O ORGULHO E O ROCHEDO QUE CHORA
Rangel Alves da Costa*
Segundo a mitologia grega, Níobe era uma lendária rainha frígia que personificava o orgulho, a soberbia, o amor-próprio em demasia. Pelo seu poder, riqueza e admiração de seus súditos, achava-se destemida e imortal. Por ser assim, cheia de presunção e de arrogância, desafiava a autoridade dos outros deuses e os desconsiderava, ultrapassando as medidas comportamentais de respeito que as divindades deveriam manter entre si.
Outro mito, contudo, diz que o orgulho demasiado de Níobe devia-se ao fato dela ter fecundado sete filhas e sete filhos, fato que a fazia escarnecer de outras mães que possuíam prole pequena. Para se vingar da mãe orgulhosa, que tratava as demais com zombaria, desprezo e desdém, mataram todos os seus quatorze filhos. De angústia e tristeza, Níobe se transformou num rochedo que chorava.

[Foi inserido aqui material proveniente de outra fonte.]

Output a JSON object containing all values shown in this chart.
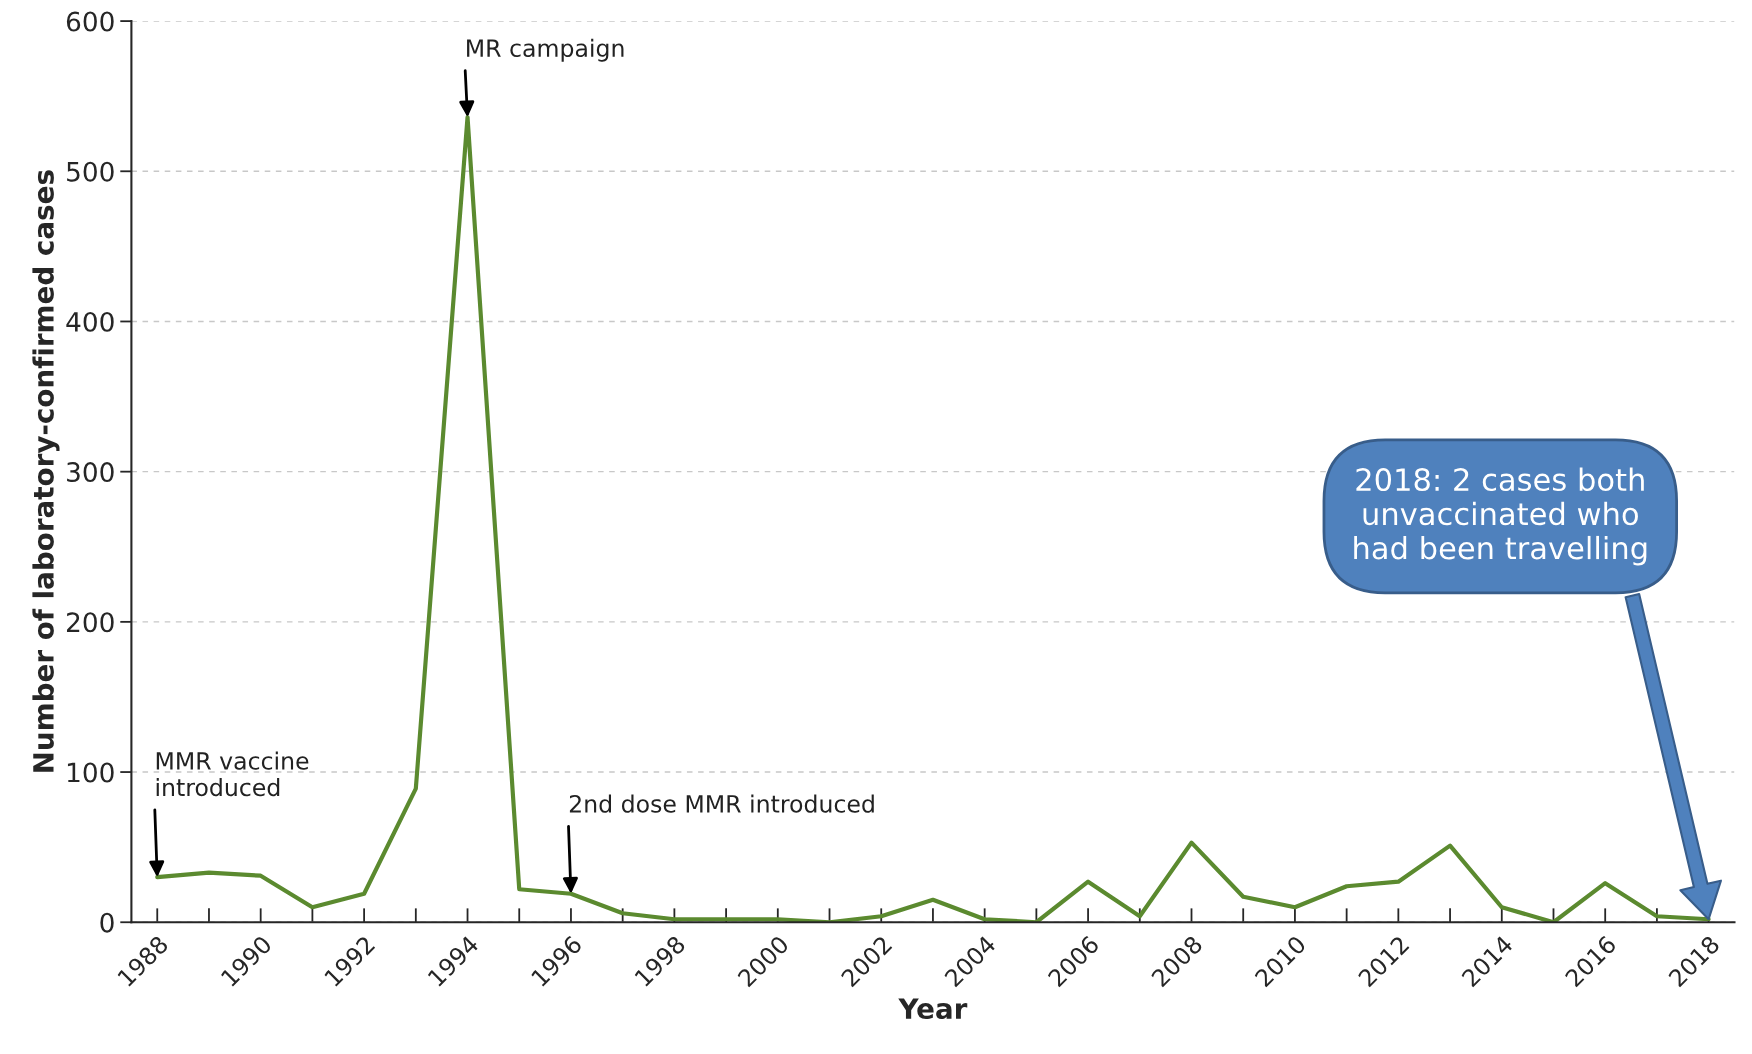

O mito de Níobe, como todos os demais mitos gregos, objetiva explicar determinada realidade, cuidando de problemas existenciais, morais e sociais que afligiam os deuses e continuam afligindo a humanidade. Neste caso específico, o que o mito evidencia é que o orgulho poderá ser castigado com lágrimas eternas naquele que vê o outro com insignificância, pequenez ou simplesmente como algo que não merece nenhuma atenção.
Tal qual o mito, a realidade presente tem por base a busca de explicações para tudo que acontece. Procurando nas raízes das coisas é que são encontradas as respostas para as condutas, as virtudes, a moral, a ética, o respeito, os comportamentos, os desvios, enfim, para tudo que caracteriza as situações da vida. Níobe era orgulhosa e pagou caro por isso, e quantas pessoas que estão ao nosso redor com ares de majestade, de preconceito e discriminação, de hipocrisia, de demagogia, de egoísmo, de total desrespeito ao próximo, também não terão sua hora de serem transformadas em rochedo que chora?
Os gestos, as condutas e as ações das pessoas num determinado instante não acabam ou são esquecidos nesse mesmo momento. Ora, o tempo tem o cuidado de guardar tudo no seu baú e ir buscar o que deseja no momento que as pessoas menos esperam. Se fizeram isto ou aquilo, com certeza que o espelho das ações reluzirá novamente. E não precisa esperar o julgamento bíblico e o seu juízo final para que as pessoas paguem com a devida moeda pelo mal que fizeram. Não precisa esperar tanto, pois quem faz aqui por aqui mesmo começará a carregar consigo seu cada vez mais pesado quinhão de sofrimento.
Na mitologia, o desrespeito aos deuses era certeza de castigo; no nosso mundo, o desrespeito às regras de conduta e às leis do comportamento, quando não é castigado pela própria sociedade com o desprezo e a repulsa, sofrerá certamente a punição merecida no além. Ao menos é isso que se espera para aquele que não que ver o outro como igual, como irmão de destino e como pessoa que merece consideração e respeito. Indo de encontro a tais princípios, sobre si recairá não o castigo de se transformar em rochedo que chora, pois longe de ser um deus ou semideus, mas sim de ter de suportar o suplício do esquecimento, que merecidamente dói muito mais.